I’ve never thought of myself as a collector.
Of course, I own a handful of 1920s cracked-porcelain boudoir dolls and a substantial array of handmade, one-of-a-kind clothing by my fashion-designer friends, plus vintage jewelry, a library of fashion books, and my father’s classic-rock records. But I’ve always thought that building a collection was a conscious decision made by people with particular fascinations and obsessions. I never intended for it to happen; it just did.
But then I realized: to collect is to be human.
My friend Beth Hammarlund, a self-professed beauty geek, owns 73 perfume bottles. She started collecting when she was young—“I loved the grownup smells and the beautiful bottles,” she says. But, like me, she doesn’t think of herself as an active collector (“though there’s evidence to the contrary,” she admits). “I just get lost at the fragrance counter and wake up two hours later covered in different smells with another bottle to add to my tray,” she explains. Hammarlund contends that the rarity of an object makes it all the more desirable: “With limited-edition things, knowing there’s a finite amount does make it more precious.”

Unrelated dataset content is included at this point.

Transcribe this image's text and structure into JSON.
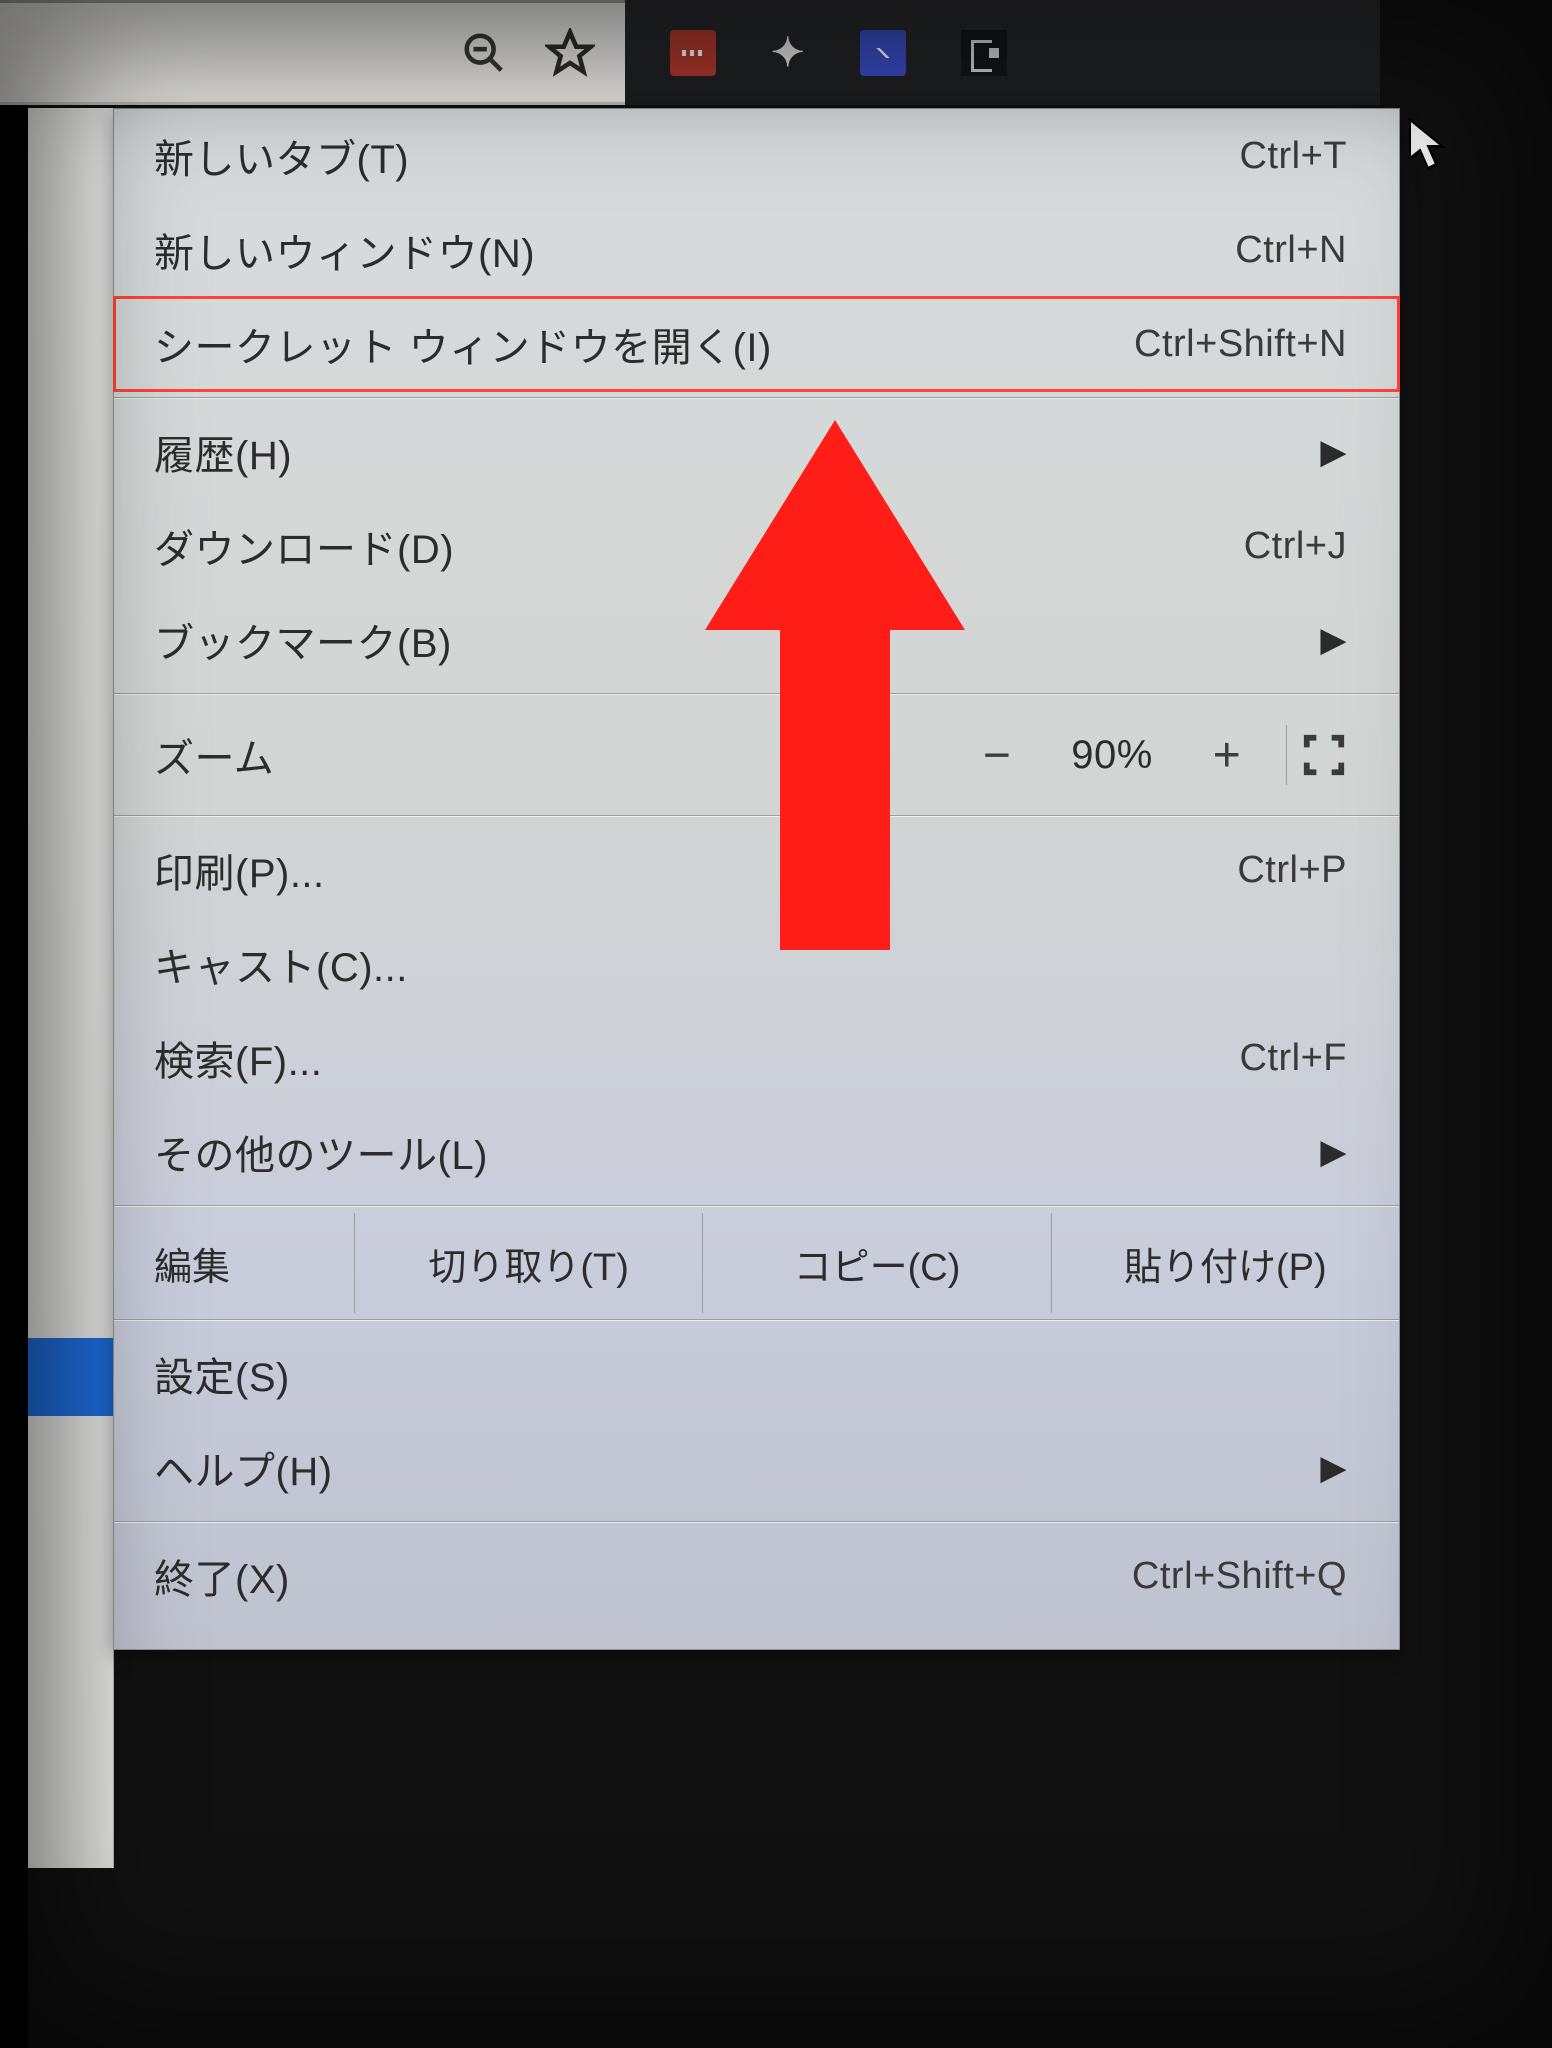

Upon meeting dapper dresser Ken O’Brien at a local art event, the first thing I noticed was his hat festooned with pheasant feathers. The second was his coordinating eyewear. In fact, O’Brien counts more than 70 pairs of glasses in his possession. He scours eBay for retired and vintage frames from his favorite brand, eyebobs, and changes pairs on a daily basis. “I am to glasses what Carrie Bradshaw is to shoes,” he quips. O’Brien says his collector’s instinct was the result of a childhood of fights for seconds at the dinner table: “Being the youngest child, the act of consuming is sort of a survival of the fittest.”
We’re featuring selections from the personal collection of Stephanie Lake, a Minnesota jewelry designer who holds the archive of influential New York fashion designer Bonnie Cashin.
Lake inherited the collection of clothing, accessories, sketchbooks, photographs, personal items, artwork, and other ephemera from Cashin, her friend and mentor, who died in 2000. Over the years, she has also collected various pieces from auctions and eBay, and carefully maintains the collection in two temperature-controlled rooms of her home.
My collections might not be famous, but they show me what I value most: things that are rare and finely made and contain a sense of history and sentimental value. Case in point: a handmade sculpture made of vintage jewelry boxes by Minneapolis assemblage artist Michael Thomsen, commissioned for a recent birthday—the perfect chamber for my collection of vintage gems. What you collect can say as much about you as the car you drive or the clothes you wear—and it also might reveal something interesting about yourself.